Security of data on the internet has been a prevalent concern in recent years, as with increased advancements comes the increased risk of privacy breaches. Jitsi, an open-source video conferencing platform, is renowned for its security measures and often used to conduct meetings of a sensitive nature as a result. This is possible because of the JWT integration in place. This article aims to break down the steps you can take to integrate JWT into Jitsi on your own servers.
Before moving into the integration of JWT with Jitsi, you need to have a working Jitsi setup. If you do not have it already, you can read about it here or we can help you. Kindly email email@example.com for further details.
What is JWT and why use it with Jitsi
JSON Web Token - referred to in mainstream as JWT - is a dense, URL-safe means of representing the transfer of claims between two parties. It's commonly used for authentication and authorization purposes. JWT can be used to monitor access to video conferences on Jitsi as well as implement custom roles and permissions. It also enforces authentication upon users for a more streamlined and secure experience. You can engage in the following steps in order to integrate JWT with Jitsi:
How to integrate JWT with Jitsi
For your convenience, “jitsi-meet.example.com” will be used as the domain throughout this blog. Please replace it with your domain and make changes accordingly.
- Change prosody config file in path: /etc/prosody/conf.d/jitsi-meet.example.com.cfg.lua
Add app_id and app_secret and save them.
authentication = "token";
app_id = "your_app_id";
app_secret = "your_app_secret";
allow_empty_token = false;
2. Change jicofo config file in path: /etc/jitsi/jicofo/jicofo.conf
3. Restart services.
sudo systemctl restart prosody.service
sudo systemctl restart jicofo.service
Generate a JWT token
Go to https://jwt.io
You will find three segments HEADER, PAYLOAD and VERIFY SIGNATURE
HEADER: ALGORITHM & TOKEN TYPE are included.
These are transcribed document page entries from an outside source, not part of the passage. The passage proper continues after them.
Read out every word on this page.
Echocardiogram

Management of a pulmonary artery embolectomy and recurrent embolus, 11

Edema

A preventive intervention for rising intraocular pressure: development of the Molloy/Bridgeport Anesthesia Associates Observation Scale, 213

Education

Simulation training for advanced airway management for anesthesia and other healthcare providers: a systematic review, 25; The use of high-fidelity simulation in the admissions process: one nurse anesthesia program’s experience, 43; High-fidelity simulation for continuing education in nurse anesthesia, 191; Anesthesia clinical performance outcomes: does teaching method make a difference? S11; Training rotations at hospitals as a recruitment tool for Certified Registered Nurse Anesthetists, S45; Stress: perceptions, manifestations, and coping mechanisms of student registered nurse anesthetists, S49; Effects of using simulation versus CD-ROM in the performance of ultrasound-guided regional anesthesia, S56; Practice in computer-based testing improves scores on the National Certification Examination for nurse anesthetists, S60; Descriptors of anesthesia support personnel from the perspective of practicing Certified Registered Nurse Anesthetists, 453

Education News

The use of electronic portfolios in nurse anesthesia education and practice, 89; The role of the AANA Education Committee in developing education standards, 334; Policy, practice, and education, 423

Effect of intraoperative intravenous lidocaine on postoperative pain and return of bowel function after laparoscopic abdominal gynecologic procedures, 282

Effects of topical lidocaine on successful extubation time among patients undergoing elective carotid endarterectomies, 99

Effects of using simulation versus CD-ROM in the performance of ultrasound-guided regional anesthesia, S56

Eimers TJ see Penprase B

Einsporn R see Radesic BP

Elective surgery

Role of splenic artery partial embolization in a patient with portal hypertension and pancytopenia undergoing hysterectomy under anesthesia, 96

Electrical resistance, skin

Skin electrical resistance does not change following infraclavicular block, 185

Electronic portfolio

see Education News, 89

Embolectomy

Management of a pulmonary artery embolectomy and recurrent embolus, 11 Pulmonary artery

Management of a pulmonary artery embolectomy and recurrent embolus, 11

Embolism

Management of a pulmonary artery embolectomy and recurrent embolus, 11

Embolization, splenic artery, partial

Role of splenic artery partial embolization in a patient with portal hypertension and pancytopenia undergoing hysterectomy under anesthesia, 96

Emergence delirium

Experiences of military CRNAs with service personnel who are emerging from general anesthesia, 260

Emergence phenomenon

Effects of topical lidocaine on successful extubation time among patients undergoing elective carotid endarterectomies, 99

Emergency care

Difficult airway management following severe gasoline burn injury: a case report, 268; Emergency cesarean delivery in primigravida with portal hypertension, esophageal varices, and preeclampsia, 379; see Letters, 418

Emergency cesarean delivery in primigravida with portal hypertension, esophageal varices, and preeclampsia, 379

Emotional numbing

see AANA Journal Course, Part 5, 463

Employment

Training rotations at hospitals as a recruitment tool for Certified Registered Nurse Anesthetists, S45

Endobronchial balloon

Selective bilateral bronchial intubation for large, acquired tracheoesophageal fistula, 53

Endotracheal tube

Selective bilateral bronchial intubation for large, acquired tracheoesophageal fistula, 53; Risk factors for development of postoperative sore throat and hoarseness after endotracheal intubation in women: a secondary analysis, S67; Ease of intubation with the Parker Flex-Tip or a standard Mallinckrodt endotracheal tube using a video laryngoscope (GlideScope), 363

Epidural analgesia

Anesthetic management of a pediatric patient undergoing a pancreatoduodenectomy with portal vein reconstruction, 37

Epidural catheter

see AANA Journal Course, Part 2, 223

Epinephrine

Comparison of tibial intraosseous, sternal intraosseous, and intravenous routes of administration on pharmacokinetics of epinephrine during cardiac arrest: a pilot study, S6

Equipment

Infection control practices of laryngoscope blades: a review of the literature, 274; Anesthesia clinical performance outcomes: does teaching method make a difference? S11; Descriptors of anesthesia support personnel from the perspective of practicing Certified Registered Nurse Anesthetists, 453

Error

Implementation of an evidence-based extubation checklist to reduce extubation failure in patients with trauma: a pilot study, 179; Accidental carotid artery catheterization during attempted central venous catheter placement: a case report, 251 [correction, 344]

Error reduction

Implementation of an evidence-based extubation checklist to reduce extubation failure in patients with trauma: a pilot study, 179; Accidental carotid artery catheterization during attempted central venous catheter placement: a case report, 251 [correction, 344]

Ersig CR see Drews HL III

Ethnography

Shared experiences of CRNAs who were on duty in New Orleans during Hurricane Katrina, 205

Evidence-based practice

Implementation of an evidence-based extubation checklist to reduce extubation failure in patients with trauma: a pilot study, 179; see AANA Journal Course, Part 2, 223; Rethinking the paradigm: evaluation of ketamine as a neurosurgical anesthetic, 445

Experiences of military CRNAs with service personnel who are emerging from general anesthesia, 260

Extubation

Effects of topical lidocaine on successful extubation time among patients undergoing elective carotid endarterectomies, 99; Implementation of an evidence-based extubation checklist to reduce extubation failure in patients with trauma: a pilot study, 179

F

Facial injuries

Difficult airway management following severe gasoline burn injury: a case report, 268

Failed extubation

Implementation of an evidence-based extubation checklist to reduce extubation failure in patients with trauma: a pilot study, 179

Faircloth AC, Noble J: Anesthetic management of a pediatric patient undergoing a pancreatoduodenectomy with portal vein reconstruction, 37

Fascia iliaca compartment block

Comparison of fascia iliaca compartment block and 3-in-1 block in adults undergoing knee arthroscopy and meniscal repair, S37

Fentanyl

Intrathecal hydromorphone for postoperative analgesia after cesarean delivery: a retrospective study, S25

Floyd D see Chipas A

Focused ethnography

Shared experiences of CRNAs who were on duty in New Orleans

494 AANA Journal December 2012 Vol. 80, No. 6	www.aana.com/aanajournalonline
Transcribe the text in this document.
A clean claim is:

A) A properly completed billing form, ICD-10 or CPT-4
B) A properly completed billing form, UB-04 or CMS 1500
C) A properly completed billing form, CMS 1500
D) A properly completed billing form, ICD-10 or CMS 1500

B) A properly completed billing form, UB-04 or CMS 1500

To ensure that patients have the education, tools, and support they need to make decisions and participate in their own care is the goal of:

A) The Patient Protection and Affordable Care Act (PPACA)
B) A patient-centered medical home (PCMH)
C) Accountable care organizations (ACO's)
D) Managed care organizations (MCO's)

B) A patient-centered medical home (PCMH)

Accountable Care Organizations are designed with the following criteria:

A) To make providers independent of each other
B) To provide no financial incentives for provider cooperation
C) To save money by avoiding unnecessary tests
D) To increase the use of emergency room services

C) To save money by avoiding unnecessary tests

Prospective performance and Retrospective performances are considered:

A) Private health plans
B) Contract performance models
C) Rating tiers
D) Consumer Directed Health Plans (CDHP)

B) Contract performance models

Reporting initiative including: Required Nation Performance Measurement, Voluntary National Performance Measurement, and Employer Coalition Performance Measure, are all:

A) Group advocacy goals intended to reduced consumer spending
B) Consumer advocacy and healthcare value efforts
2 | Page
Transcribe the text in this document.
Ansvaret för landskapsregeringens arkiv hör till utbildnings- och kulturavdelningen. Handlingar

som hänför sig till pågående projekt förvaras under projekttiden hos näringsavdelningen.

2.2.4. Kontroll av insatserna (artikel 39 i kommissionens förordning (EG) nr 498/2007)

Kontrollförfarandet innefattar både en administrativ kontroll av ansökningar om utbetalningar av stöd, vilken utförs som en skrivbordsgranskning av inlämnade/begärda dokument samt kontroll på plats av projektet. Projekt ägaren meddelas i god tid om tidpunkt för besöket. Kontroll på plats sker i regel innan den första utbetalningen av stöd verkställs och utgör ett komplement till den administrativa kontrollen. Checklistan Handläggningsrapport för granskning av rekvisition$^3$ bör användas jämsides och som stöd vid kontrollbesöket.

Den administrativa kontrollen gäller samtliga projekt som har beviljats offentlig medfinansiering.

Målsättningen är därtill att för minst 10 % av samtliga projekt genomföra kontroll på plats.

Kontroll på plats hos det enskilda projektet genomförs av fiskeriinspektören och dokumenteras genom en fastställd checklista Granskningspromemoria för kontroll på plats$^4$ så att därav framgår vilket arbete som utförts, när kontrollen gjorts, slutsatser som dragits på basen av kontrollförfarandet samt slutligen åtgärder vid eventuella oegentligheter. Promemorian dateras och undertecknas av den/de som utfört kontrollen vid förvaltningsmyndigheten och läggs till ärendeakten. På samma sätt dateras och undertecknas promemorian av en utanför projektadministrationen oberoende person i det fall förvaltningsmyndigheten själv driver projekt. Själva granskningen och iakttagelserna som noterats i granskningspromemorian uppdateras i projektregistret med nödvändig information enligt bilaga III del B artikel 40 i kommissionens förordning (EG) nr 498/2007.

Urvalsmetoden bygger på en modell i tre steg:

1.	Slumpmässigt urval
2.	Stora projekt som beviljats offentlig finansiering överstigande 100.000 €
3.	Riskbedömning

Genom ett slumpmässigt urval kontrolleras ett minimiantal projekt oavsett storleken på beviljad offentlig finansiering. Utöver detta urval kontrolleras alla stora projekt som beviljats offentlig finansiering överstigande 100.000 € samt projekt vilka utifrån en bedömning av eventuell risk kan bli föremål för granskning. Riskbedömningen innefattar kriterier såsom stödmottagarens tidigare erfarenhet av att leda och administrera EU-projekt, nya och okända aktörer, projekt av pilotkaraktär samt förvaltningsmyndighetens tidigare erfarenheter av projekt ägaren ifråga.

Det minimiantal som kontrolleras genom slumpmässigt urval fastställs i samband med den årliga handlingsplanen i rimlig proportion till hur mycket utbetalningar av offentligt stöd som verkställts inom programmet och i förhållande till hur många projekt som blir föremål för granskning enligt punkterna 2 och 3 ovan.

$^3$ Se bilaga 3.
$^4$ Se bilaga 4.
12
Leave it as it is.
PAYLOAD: Contains information about the entity and additional metadata. Below is an example of a payload.
- avatar - add the URL of your client avatar
- name - name of your client
- email - email of your client
- iss - Your app_id (Added in prosody configuration file
- sub - Your xmpp domain (ex: jitsi-meet.example.com)
- exp - Your token expiration date in unix timestamp standard
- aud - Specifies the intended recipient of the token (the audience).
- nbf - The time before which the token is not valid in unix timestamp standard.
- room - Which rooms will be allowed by the token ('*' will make this token suitable for all the rooms)
- moderator - Whether to give moderator privilege or not to the user
VERIFY SIGNATURE: Add your app_secret here
Test the meeting
Copy the generated token (TOKEN) from https://jwt.io
Now initiate a meeting on Jitsi Meet by sending the generated TOKEN with the meeting URL: https://jitsi-meet.example.com/roomName?jwt=TOKEN
This process is uncomplicated and results in an added layer of security to your meetings on Jitsi, which increases authenticity as well as ensures the safety of the data shared within meetings. JWT is among some of the most optimal security tools available in the market. Others that can be integrated into Jitsi include Secure Domain, Single Sign On and LDAP. Your meetings on Jitsi are only a few straightforward steps away from being fully secured.